Jun 07 2013

Error in the Development of Brain Circuits

One thing you learn going through medical school and studying all sorts of diseases and pathology is a powerful medical corollary to Murphy’s Law – anything that can go biological wrong with the body, does. Every single function in the human body is associated with a disease or disorder in which that function is impaired or not working, unless such an impairment is incompatible with life.

Pick any cell, protein, enzyme, structure, ion channel, hormone – anything you can think of, and I bet there is either a disorder associated with that thing not working, or dysfunction would result in a non-viable embryo or fetus.

In fact, there are diseases and disorders caused by underlying biological mechanisms we haven’t discovered yet, and studying these diseases offers big clues to healthy biology.

The brain is no exception to this rule. This is an argument I frequently offer to those who deny that anything that can meaningfully be called mental illness exists. The details of the wiring of the brain – which neurons connect to which other neurons, in what pattern, and with what strength of connection – are what largely determine brain function. (There are other factors also, like glia and biochemical factors.)

It does not seem reasonable to argue that any and all patterns of neuronal wiring should be considered healthy and functional, just all part of normal human variation. At the same time I don’t think we should have a narrow concept of what is healthy human brain wiring. I understand the concept of “neurotypical” – there is a great deal of human variation and we should not automatically label anything 2 standard deviations from the median of the Bell curve as “abnormal.”

There has to be a balance in between these extremes (with, of course, no sharp demarcation line). Some patterns of wiring are demonstrably dysfunctional, resulting in self-mutilation, refractory seizures, or severe mental retardation, for example. Understanding what is happening in these extreme cases perhaps will aid our understanding of more subtle or borderline conditions.

A recent study had discovered one part of the developmental process by which axons find their targets and that can go wrong, resulting in dysfunction.

The brain’s development is guided largely by genes, but genes do not contain a blueprint of the brain, telling each neuron exactly how to connect. Rather, the genes encode for the processes by which neurons develop, with the complexity of the brain emerging from these processes.

Neurons send their long axons along distant paths to connect to target neurons.
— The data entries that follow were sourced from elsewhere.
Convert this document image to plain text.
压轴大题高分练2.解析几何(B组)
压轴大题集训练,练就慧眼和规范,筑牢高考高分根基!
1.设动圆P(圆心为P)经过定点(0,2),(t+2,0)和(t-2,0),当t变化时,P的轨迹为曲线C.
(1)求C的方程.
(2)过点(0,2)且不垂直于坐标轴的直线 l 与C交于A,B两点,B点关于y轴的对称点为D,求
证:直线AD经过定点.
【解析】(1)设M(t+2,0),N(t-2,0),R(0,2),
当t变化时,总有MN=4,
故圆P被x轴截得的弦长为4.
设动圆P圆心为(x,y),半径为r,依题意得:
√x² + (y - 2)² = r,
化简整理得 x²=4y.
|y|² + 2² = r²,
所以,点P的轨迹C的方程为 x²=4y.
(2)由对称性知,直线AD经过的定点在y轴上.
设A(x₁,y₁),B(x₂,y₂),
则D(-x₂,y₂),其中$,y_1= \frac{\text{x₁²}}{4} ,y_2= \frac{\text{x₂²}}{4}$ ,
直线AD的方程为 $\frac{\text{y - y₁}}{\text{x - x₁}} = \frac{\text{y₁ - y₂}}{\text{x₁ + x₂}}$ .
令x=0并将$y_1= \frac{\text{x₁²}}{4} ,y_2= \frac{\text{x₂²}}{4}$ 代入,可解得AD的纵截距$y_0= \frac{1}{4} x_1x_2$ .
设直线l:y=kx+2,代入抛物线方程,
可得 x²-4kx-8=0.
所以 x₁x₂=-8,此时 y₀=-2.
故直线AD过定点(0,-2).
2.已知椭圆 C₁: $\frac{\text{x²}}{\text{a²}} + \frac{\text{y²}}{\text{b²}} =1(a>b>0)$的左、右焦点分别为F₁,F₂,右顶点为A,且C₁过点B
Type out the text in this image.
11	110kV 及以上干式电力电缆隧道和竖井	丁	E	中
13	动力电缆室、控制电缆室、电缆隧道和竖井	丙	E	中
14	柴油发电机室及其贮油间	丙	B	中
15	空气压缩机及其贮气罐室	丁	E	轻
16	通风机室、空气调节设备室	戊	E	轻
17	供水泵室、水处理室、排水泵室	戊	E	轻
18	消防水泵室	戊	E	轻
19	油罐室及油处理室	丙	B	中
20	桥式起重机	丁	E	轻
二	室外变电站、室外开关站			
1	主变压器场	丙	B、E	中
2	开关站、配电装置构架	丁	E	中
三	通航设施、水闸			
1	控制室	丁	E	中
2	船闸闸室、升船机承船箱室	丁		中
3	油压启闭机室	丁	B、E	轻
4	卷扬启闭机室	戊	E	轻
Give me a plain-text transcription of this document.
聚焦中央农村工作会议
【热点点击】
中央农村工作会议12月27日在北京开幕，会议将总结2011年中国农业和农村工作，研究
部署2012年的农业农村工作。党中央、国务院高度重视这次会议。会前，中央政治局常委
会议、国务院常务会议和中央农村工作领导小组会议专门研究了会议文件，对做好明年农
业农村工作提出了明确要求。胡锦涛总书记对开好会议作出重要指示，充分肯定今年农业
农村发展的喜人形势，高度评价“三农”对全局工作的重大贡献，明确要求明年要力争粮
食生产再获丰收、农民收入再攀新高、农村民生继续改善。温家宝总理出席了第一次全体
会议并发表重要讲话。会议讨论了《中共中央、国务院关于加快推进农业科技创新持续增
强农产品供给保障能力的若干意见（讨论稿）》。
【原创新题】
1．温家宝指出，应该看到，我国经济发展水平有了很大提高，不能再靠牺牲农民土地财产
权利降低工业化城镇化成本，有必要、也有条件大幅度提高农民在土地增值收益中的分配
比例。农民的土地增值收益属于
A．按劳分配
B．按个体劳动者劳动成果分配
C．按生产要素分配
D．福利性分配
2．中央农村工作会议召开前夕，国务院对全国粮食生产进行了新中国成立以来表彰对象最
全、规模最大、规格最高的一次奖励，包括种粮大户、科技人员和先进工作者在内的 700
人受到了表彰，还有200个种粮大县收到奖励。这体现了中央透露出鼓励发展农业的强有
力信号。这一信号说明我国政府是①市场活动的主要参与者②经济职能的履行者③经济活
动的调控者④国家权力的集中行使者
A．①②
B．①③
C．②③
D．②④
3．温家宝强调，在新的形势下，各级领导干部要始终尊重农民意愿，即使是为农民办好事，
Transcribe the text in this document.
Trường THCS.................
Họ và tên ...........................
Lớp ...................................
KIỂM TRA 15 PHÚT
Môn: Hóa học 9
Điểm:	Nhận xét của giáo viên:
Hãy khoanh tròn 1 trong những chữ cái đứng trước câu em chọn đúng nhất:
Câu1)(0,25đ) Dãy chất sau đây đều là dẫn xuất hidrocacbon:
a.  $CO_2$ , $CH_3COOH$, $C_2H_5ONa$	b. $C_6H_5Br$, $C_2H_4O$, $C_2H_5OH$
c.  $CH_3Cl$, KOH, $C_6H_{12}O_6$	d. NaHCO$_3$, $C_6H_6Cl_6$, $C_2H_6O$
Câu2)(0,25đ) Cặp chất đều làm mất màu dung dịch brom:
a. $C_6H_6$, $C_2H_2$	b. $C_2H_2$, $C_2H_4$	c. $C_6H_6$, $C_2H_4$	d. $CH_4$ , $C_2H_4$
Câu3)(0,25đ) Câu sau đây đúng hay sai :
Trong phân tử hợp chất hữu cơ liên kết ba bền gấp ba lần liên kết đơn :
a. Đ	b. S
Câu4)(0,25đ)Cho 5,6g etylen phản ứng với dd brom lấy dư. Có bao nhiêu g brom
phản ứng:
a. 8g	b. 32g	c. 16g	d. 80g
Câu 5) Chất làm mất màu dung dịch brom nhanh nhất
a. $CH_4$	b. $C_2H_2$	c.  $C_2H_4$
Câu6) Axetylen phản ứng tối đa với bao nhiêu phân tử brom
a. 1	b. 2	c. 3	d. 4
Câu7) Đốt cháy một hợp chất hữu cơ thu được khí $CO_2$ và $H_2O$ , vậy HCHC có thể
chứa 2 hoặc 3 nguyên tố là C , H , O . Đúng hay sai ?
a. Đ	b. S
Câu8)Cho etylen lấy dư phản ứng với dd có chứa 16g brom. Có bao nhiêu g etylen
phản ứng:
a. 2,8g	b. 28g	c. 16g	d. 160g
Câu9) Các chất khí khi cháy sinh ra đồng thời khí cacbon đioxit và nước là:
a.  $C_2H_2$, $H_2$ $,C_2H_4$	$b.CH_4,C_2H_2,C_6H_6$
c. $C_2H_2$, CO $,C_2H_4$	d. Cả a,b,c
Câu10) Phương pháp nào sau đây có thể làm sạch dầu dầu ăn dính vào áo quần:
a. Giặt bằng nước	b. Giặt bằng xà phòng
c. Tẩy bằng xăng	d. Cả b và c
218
They achieve this through what are known as growth cones – the tips of axons chemically sense their environment and this tells them in which direction to grow so that they can find their target.

The new study presents a mechanism by which the axons steer themselves. Study author Samie Jaffrey explains:

“As a circuit is being built, RNAs in the neuron’s growth cones are mostly silent. We found that specific RNAs are only read at precise stages in order to produce the right protein needed to steer the axon at the right time. After the protein is produced, we saw that the RNA instruction is degraded and disappears.

“If these RNAs do not disappear when they should, the axon does not position itself properly — it may go right instead of left — and the wiring will be incorrect and the circuit may be faulty.”

So RNA activity will, for example, tell the axon to go left, and then turn off. If it doesn’t turn off then later steering of the axon will be faulty, and it won’t reach its intended target. The result is that the wiring of the brain is faulty. This explains previous research that showed that faulty brain wiring was associated with mutations in genes for proteins that are involved in RNA degradation.

I don’t know how this kind of discovery will lead directly to any sort of treatment. Developmental problems need to be prevented – we don’t have the technology for curing them once they occur. Treatments may partially compensate for them through brain plasticity, however. Perhaps such plasticity may be improved in patients with developmental brain disorders due to impaired RNA activation if that problem can be fixed. This would probably require gene therapy, which is a tricky technology not yet fully developed.

It’s hard to predict the downstream effects of basic science, however. Understanding more about how axons steer to their targets may bear unanticipated fruit in the future. Plus, the more we understand about brain development and function the better we will be able to think about it and research it in general.

Meanwhile, we understand one more thing in the human body that can go wrong.